Three blindfolded people were led to an elephant.
The first person touched the elephant’s ear and said, “This is soft and supple like well worn leather.”
The second person touched the elephant tusk and said, “This is hard and smooth, like marble.”
The third sightless person reached out and felt the elephant’s leg. “This is strong and sturdy like a table leg, and yet rough like the bark of a mighty tree.”
The same elephant from three perspectives – all correct but also all insufficient to describe the massive wonder that is an elephant. Seeing only one aspect of something doesn’t negate what remains unseen.
It’s short sighted to dismiss the understanding others have of their elephant experience. Just because you haven’t touched the elephant doesn’t mean others haven’t either.

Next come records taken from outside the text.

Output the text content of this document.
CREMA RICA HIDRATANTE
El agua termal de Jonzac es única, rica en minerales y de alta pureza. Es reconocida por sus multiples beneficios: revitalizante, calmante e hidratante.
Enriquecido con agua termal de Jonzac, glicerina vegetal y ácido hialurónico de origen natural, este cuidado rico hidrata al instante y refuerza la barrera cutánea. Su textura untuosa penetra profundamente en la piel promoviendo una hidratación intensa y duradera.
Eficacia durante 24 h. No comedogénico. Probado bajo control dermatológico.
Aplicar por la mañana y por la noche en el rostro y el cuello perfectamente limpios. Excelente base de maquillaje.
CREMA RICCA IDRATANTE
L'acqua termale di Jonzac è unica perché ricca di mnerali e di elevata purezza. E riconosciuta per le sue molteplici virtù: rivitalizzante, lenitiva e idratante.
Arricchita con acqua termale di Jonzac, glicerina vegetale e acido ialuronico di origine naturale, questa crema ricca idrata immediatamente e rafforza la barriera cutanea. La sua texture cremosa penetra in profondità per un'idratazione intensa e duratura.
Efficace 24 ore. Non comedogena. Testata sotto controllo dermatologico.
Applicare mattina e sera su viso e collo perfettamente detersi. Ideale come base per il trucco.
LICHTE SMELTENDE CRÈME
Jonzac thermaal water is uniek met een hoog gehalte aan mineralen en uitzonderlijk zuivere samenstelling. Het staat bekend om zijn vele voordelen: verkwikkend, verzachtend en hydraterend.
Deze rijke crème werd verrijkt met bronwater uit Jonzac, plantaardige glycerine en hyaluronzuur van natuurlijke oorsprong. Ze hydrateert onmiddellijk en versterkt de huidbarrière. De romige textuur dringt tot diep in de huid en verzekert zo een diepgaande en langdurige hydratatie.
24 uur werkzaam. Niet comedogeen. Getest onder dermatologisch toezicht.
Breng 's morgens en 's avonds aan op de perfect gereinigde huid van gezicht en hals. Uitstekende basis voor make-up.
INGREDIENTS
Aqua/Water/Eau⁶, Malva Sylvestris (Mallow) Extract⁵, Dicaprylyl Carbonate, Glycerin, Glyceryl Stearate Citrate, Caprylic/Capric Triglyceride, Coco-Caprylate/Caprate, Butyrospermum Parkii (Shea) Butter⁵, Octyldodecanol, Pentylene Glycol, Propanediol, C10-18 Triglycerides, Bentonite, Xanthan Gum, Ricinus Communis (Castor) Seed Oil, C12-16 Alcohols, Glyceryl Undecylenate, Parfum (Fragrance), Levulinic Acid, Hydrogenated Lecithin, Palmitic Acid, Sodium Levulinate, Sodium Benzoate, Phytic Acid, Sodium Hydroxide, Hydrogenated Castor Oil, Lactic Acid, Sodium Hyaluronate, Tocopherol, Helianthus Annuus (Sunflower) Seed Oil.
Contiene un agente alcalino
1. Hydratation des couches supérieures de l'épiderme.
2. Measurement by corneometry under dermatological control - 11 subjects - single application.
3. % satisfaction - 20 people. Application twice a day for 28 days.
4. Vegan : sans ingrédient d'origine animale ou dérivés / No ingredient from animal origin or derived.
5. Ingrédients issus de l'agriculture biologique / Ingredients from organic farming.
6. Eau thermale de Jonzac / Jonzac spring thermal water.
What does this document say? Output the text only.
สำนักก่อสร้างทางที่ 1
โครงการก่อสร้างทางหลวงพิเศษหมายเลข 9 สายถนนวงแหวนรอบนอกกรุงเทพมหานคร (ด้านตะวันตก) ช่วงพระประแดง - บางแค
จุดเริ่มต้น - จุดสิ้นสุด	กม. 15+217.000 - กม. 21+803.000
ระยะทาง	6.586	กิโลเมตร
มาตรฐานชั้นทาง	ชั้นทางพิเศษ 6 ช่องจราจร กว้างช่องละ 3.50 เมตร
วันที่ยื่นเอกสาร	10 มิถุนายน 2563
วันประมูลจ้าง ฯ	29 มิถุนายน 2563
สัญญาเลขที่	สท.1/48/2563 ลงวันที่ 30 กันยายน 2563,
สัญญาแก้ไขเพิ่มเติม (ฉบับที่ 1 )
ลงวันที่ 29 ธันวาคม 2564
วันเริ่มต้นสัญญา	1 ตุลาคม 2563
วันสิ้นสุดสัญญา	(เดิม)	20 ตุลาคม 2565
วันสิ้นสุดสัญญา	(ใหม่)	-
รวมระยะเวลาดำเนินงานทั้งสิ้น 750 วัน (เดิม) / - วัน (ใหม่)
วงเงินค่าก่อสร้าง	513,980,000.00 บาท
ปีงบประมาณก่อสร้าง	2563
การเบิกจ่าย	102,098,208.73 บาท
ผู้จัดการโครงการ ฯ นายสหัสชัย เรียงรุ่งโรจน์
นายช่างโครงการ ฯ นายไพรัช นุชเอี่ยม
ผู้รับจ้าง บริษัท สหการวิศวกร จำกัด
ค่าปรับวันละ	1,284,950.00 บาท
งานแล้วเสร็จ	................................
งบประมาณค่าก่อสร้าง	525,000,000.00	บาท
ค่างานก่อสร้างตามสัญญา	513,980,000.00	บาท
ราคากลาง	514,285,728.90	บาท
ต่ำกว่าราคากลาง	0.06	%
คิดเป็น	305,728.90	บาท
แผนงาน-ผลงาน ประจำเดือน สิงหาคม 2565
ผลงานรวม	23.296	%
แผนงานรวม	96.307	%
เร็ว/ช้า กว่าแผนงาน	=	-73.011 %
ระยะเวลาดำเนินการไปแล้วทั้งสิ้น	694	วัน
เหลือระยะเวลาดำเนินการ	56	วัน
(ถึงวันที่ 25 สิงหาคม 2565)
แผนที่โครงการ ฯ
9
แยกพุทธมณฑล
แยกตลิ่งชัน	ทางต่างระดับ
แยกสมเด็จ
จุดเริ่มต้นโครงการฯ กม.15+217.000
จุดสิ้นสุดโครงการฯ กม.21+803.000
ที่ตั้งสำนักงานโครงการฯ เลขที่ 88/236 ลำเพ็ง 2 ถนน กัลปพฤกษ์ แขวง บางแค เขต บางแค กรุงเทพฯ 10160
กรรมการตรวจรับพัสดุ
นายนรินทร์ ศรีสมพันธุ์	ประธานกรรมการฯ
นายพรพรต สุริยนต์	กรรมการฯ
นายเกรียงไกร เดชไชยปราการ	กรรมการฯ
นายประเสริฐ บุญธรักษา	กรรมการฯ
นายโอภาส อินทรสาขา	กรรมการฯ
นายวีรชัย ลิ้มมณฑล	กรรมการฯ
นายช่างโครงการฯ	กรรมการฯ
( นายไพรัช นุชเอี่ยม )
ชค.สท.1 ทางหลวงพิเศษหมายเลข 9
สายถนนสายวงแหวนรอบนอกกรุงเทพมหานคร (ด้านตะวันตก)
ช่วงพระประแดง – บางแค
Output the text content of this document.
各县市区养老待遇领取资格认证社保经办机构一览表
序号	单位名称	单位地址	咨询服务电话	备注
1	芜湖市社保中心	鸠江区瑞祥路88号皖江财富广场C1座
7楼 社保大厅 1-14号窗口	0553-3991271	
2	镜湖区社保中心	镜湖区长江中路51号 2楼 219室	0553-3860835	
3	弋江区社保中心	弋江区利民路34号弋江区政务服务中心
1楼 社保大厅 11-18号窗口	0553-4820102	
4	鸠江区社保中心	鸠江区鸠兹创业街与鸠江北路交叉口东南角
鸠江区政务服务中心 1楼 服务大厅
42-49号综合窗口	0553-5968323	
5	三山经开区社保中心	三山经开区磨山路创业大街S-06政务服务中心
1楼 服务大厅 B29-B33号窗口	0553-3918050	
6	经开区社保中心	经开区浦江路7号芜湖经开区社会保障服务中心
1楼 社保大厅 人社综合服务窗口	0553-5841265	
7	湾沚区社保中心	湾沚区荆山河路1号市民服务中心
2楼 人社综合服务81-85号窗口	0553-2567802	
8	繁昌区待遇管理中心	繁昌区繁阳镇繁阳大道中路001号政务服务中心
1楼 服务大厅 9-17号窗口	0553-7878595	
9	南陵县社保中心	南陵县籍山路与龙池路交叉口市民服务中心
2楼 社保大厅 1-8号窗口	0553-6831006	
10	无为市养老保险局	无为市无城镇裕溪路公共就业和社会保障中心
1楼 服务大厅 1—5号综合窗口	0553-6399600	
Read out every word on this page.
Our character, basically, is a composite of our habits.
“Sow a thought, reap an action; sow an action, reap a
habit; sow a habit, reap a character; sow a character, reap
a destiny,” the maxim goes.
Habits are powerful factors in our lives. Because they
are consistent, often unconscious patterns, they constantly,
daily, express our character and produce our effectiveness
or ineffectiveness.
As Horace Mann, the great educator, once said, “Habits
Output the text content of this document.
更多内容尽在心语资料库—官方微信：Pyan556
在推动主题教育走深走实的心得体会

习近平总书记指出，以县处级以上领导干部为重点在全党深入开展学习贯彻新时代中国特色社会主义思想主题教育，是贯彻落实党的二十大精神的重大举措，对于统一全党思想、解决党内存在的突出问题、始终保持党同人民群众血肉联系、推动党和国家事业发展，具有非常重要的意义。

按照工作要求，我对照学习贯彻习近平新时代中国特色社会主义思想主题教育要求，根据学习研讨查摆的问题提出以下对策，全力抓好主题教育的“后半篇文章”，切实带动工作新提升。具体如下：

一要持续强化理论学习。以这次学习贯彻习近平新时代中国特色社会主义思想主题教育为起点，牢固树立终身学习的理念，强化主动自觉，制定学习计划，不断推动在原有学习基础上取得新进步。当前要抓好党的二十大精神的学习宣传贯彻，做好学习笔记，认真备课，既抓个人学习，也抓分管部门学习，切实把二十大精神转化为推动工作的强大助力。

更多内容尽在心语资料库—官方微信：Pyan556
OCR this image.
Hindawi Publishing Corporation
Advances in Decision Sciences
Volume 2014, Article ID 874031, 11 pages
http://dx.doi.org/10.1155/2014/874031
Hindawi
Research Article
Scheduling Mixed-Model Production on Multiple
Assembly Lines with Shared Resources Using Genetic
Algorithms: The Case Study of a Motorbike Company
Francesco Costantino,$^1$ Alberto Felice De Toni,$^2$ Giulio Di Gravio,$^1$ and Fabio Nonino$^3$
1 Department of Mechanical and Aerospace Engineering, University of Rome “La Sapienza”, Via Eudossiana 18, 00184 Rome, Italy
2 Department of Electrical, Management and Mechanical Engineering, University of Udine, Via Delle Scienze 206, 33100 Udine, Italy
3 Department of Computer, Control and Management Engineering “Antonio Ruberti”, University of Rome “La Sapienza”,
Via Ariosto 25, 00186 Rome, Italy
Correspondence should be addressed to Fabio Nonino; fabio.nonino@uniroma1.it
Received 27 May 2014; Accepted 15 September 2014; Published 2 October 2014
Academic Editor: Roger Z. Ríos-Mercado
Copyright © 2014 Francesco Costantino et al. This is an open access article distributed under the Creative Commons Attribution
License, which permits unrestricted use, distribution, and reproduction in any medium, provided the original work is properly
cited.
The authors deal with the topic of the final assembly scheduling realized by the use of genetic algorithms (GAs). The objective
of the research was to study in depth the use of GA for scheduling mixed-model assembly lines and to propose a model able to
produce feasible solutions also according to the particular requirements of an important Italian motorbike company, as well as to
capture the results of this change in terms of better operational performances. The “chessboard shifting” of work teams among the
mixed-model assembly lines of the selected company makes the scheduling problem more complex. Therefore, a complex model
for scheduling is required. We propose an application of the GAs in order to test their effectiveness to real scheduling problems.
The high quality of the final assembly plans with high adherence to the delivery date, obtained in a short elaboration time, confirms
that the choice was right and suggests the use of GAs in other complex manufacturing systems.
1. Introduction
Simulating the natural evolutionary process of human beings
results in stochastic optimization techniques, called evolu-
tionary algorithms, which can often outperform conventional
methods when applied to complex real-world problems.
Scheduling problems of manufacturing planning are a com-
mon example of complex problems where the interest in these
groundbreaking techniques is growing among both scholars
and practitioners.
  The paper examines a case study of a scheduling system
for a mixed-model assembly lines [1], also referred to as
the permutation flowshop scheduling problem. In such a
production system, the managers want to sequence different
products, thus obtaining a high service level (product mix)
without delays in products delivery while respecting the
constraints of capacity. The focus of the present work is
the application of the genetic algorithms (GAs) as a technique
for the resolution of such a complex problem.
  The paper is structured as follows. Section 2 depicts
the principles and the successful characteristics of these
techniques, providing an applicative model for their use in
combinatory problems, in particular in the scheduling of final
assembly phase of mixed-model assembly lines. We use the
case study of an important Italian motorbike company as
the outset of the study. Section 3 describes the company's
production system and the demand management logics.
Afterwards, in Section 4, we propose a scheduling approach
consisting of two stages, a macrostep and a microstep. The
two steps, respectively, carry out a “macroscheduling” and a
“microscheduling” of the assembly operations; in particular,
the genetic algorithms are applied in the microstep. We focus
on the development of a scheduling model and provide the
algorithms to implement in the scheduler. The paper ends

People reject outright the existence of the elephant because they were taught the elephant is a tail, and nothing more, when they could clearly see there was much more to the elephant than the tail.
Some people think the elephant is only tail, and they are holding it, and that’s all there is. Or the elephant is only their personal relationship with the elephant. Others think the elephant is exclusively what they read about in books or see in the zoo or circus. They can’t comprehend elephants in the wild, so they dismiss the possibility. Others reject the idea of elephants completely.
God, like elephants, is more than what you think or have experienced or have imagined or rejected.